Closed lyee-zhong closed 3 years ago

lyee-zhong commented 4 years ago

Hi, Thanks for sharing your codes. I recently read a paper on the combination of reinforcement learning and Stackelberg game. The paper is "Free Market of Multi-Leader Multi-Follower Mobile Crowdsensing: An Incentive Mechanism Design by Deep Reinforcement Learning". May I ask if you are the author of this paper? I see the fourth author in the paper has the same name as you. Although my research direction is not the same as yours, I really want to learn from this idea. Do you have the code data of this literature? It seems that the code you share is also about this. Could you share more information about the code you share now? Thank you very much!
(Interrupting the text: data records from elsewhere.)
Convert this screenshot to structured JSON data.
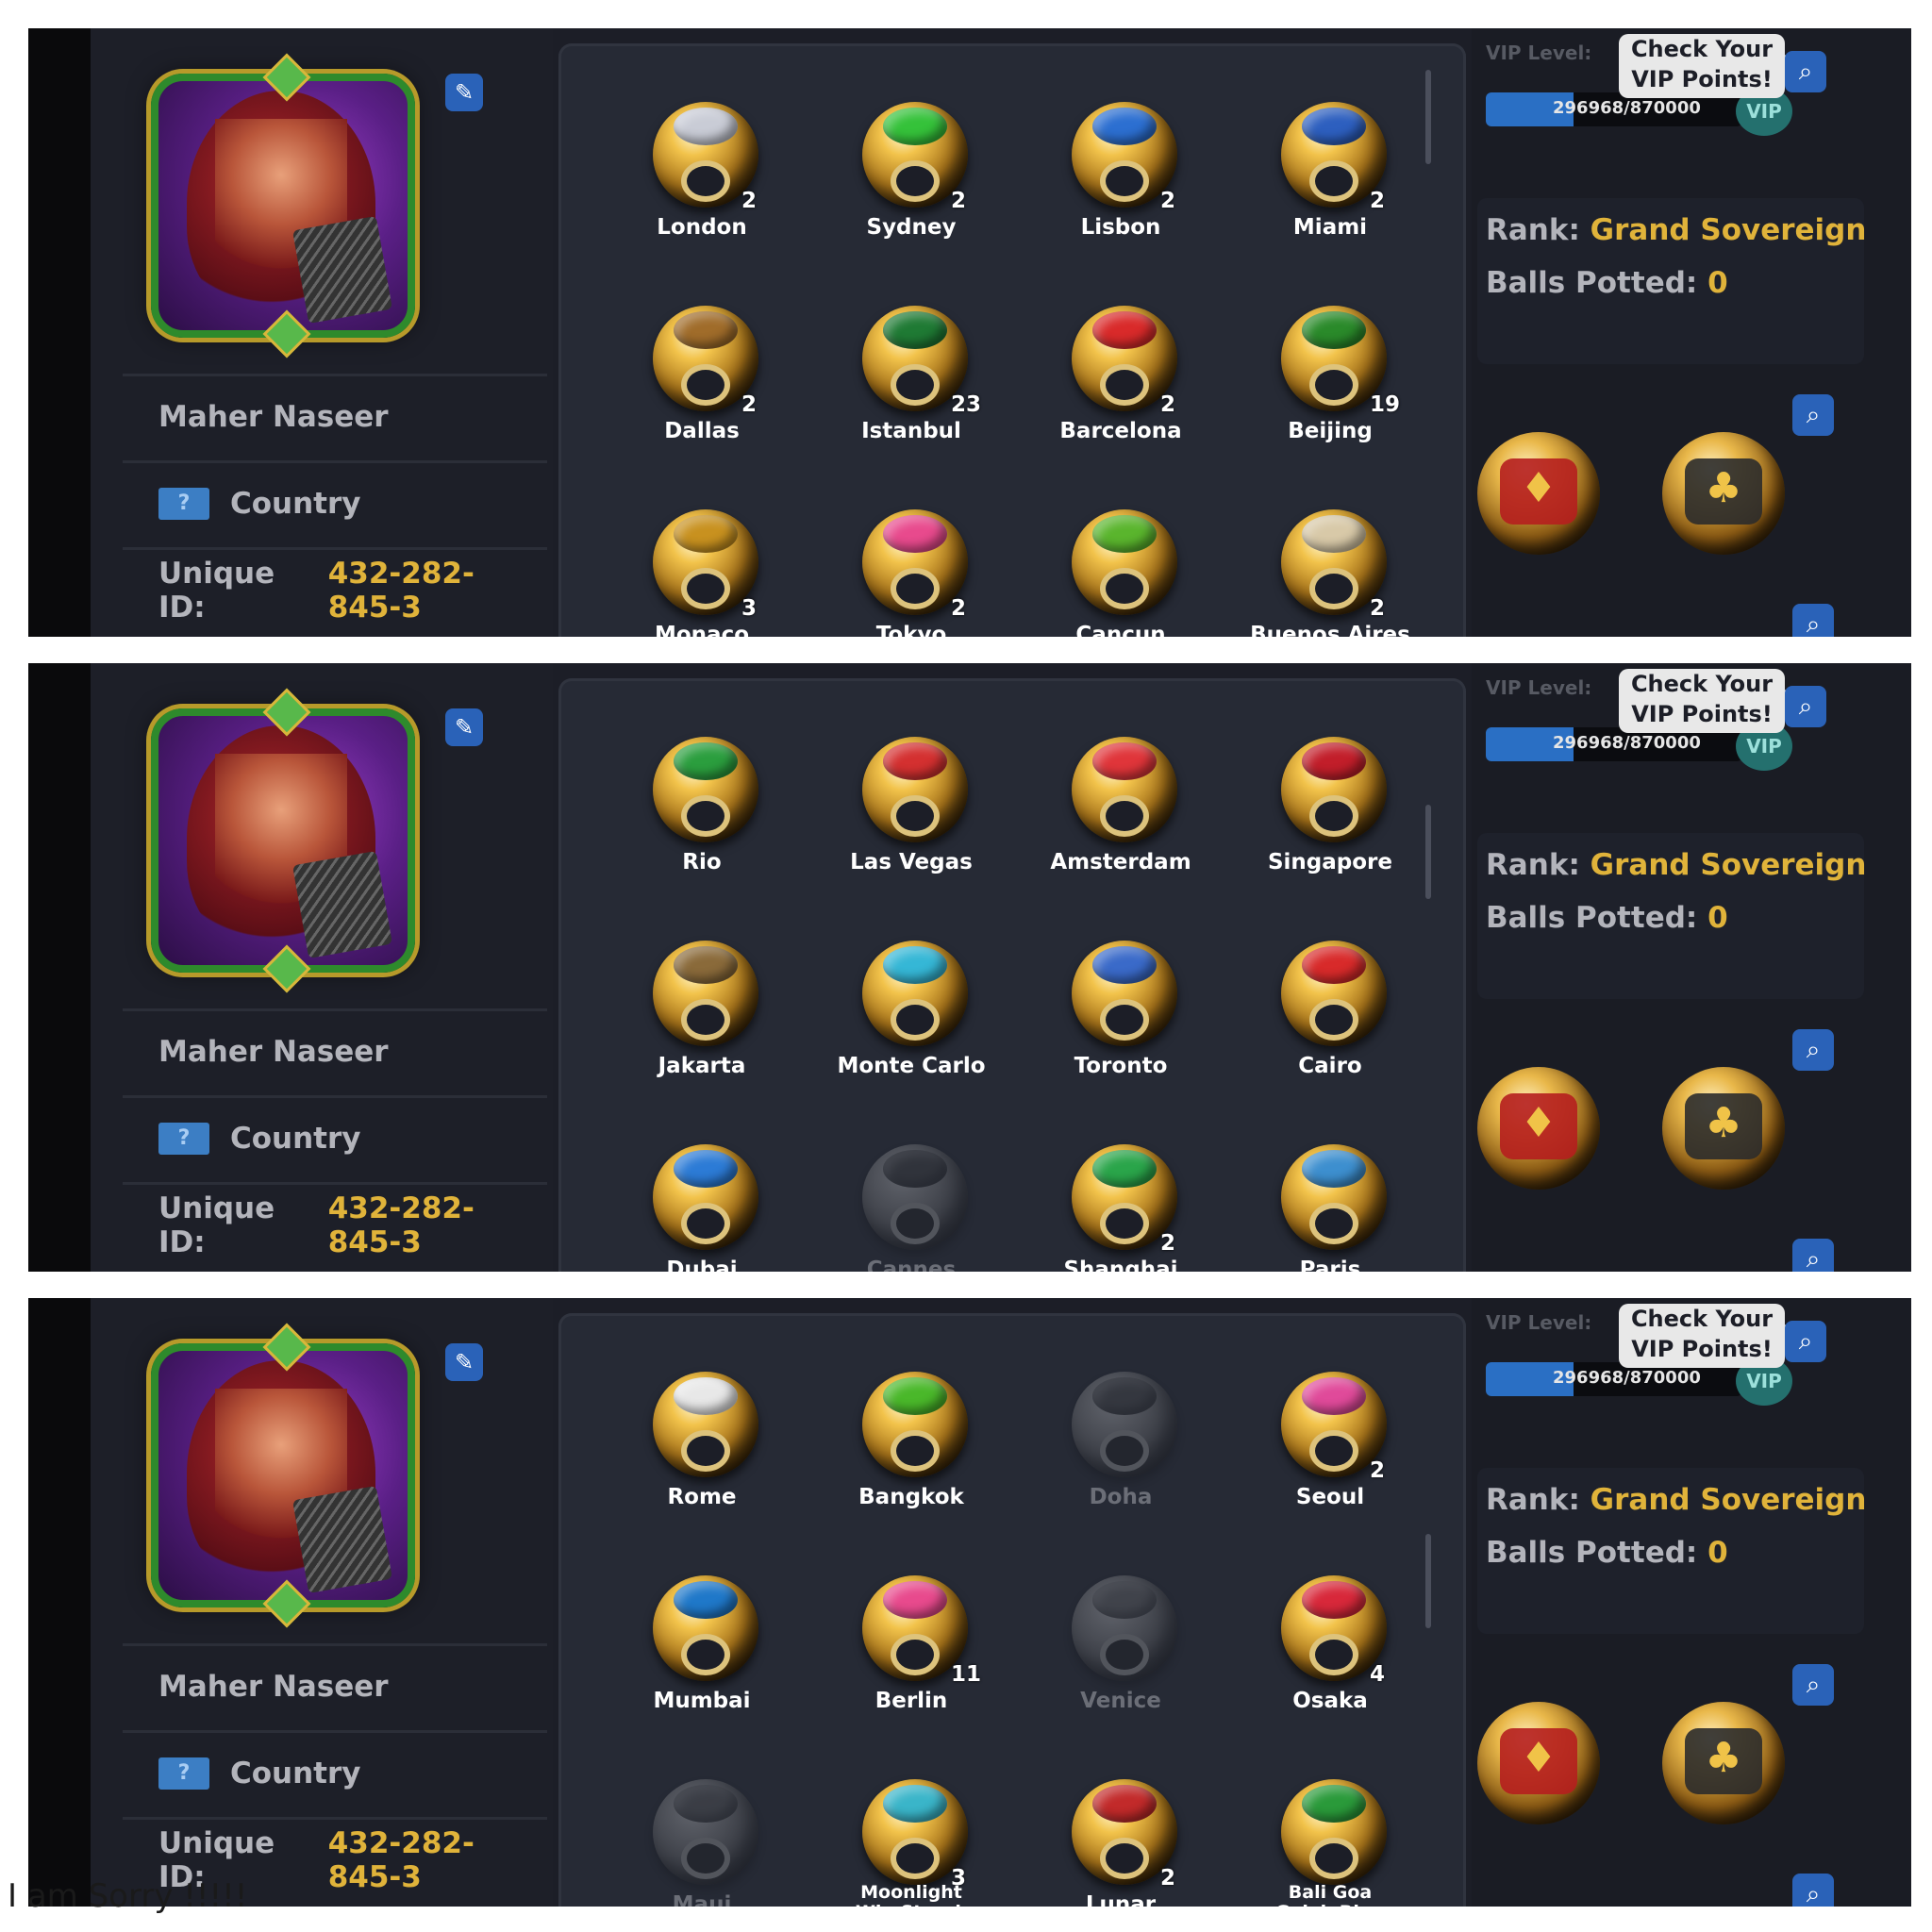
{
  "profile": {
    "name": "Maher Naseer",
    "country_label": "Country",
    "country_flag": "?",
    "unique_id_label": "Unique ID:",
    "unique_id": "432-282-845-3",
    "edit_icon": "pencil-icon"
  },
  "vip": {
    "label": "VIP Level:",
    "points_text": "296968/870000",
    "progress_fraction": 0.341,
    "badge": "VIP",
    "tooltip_line1": "Check Your",
    "tooltip_line2": "VIP Points!"
  },
  "stats": {
    "rank_label": "Rank:",
    "rank_value": "Grand Sovereign",
    "balls_label": "Balls Potted:",
    "balls_value": "0"
  },
  "search_icon": "⌕",
  "panels": [
    {
      "rings": [
        {
          "name": "London",
          "count": "2",
          "gem": "#c9ccd6"
        },
        {
          "name": "Sydney",
          "count": "2",
          "gem": "#35c23a"
        },
        {
          "name": "Lisbon",
          "count": "2",
          "gem": "#2c6fd1"
        },
        {
          "name": "Miami",
          "count": "2",
          "gem": "#2d5fbf"
        },
        {
          "name": "Dallas",
          "count": "2",
          "gem": "#a06c2a"
        },
        {
          "name": "Istanbul",
          "count": "23",
          "gem": "#1f7a34"
        },
        {
          "name": "Barcelona",
          "count": "2",
          "gem": "#d92a2a"
        },
        {
          "name": "Beijing",
          "count": "19",
          "gem": "#2a8a2a"
        },
        {
          "name": "Monaco",
          "count": "3",
          "gem": "#c8911f"
        },
        {
          "name": "Tokyo",
          "count": "2",
          "gem": "#e84a8d"
        },
        {
          "name": "Cancun",
          "count": "",
          "gem": "#5ab52d"
        },
        {
          "name": "Buenos Aires",
          "count": "2",
          "gem": "#d8c9a8"
        }
      ]
    },
    {
      "rings": [
        {
          "name": "Rio",
          "count": "",
          "gem": "#2b9e3e"
        },
        {
          "name": "Las Vegas",
          "count": "",
          "gem": "#d43030"
        },
        {
          "name": "Amsterdam",
          "count": "",
          "gem": "#e0353a"
        },
        {
          "name": "Singapore",
          "count": "",
          "gem": "#c21e2a"
        },
        {
          "name": "Jakarta",
          "count": "",
          "gem": "#8a6a3a"
        },
        {
          "name": "Monte Carlo",
          "count": "",
          "gem": "#35b7d6"
        },
        {
          "name": "Toronto",
          "count": "",
          "gem": "#3a6ac9"
        },
        {
          "name": "Cairo",
          "count": "",
          "gem": "#d82a2a"
        },
        {
          "name": "Dubai",
          "count": "",
          "gem": "#2c7bd6"
        },
        {
          "name": "Cannes",
          "count": "",
          "gem": "#b53030",
          "dim": true
        },
        {
          "name": "Shanghai",
          "count": "2",
          "gem": "#2aa54a"
        },
        {
          "name": "Paris",
          "count": "",
          "gem": "#3d8fcf"
        }
      ]
    },
    {
      "rings": [
        {
          "name": "Rome",
          "count": "",
          "gem": "#e8e8e8"
        },
        {
          "name": "Bangkok",
          "count": "",
          "gem": "#4ab82a"
        },
        {
          "name": "Doha",
          "count": "",
          "gem": "#3a5bb8",
          "dim": true
        },
        {
          "name": "Seoul",
          "count": "2",
          "gem": "#e04a9a"
        },
        {
          "name": "Mumbai",
          "count": "",
          "gem": "#1f78c9"
        },
        {
          "name": "Berlin",
          "count": "11",
          "gem": "#e84a8d"
        },
        {
          "name": "Venice",
          "count": "",
          "gem": "#d86a8a",
          "dim": true
        },
        {
          "name": "Osaka",
          "count": "4",
          "gem": "#d8283a"
        },
        {
          "name": "Maui",
          "count": "",
          "gem": "#2a8a4a",
          "dim": true
        },
        {
          "name": "Moonlight\nWin Streak",
          "count": "3",
          "gem": "#3ab5c9",
          "small": true
        },
        {
          "name": "Lunar",
          "count": "2",
          "gem": "#c22a2a"
        },
        {
          "name": "Bali Goa\nGajah Ring",
          "count": "",
          "gem": "#2a9a3a",
          "small": true
        }
      ]
    }
  ],
  "showcase_rings": [
    {
      "icon": "diamond-ring-icon"
    },
    {
      "icon": "club-ring-icon"
    }
  ],
  "footer_note": "I am Sorry !!!!!"
}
bitzj2015 commented 4 years ago

Hi, I am a co-author of that paper. But I don’t have access to the code currently. However, the basic idea of that paper is to design and train a separate DRL model for each leader, which will determine its best incentive strategy for multiple followers. My code shared here is a general PPO algorithm for networking problems. If you want to use, you need to redesign the environment, reward functions, and parameters of PPO agent, according to your problem settings, such as what your state and action are. And I did not improve the PPO algorithm itself. Of course, if you can propose or design some novel algorithms for DRL itself, it will be more novel.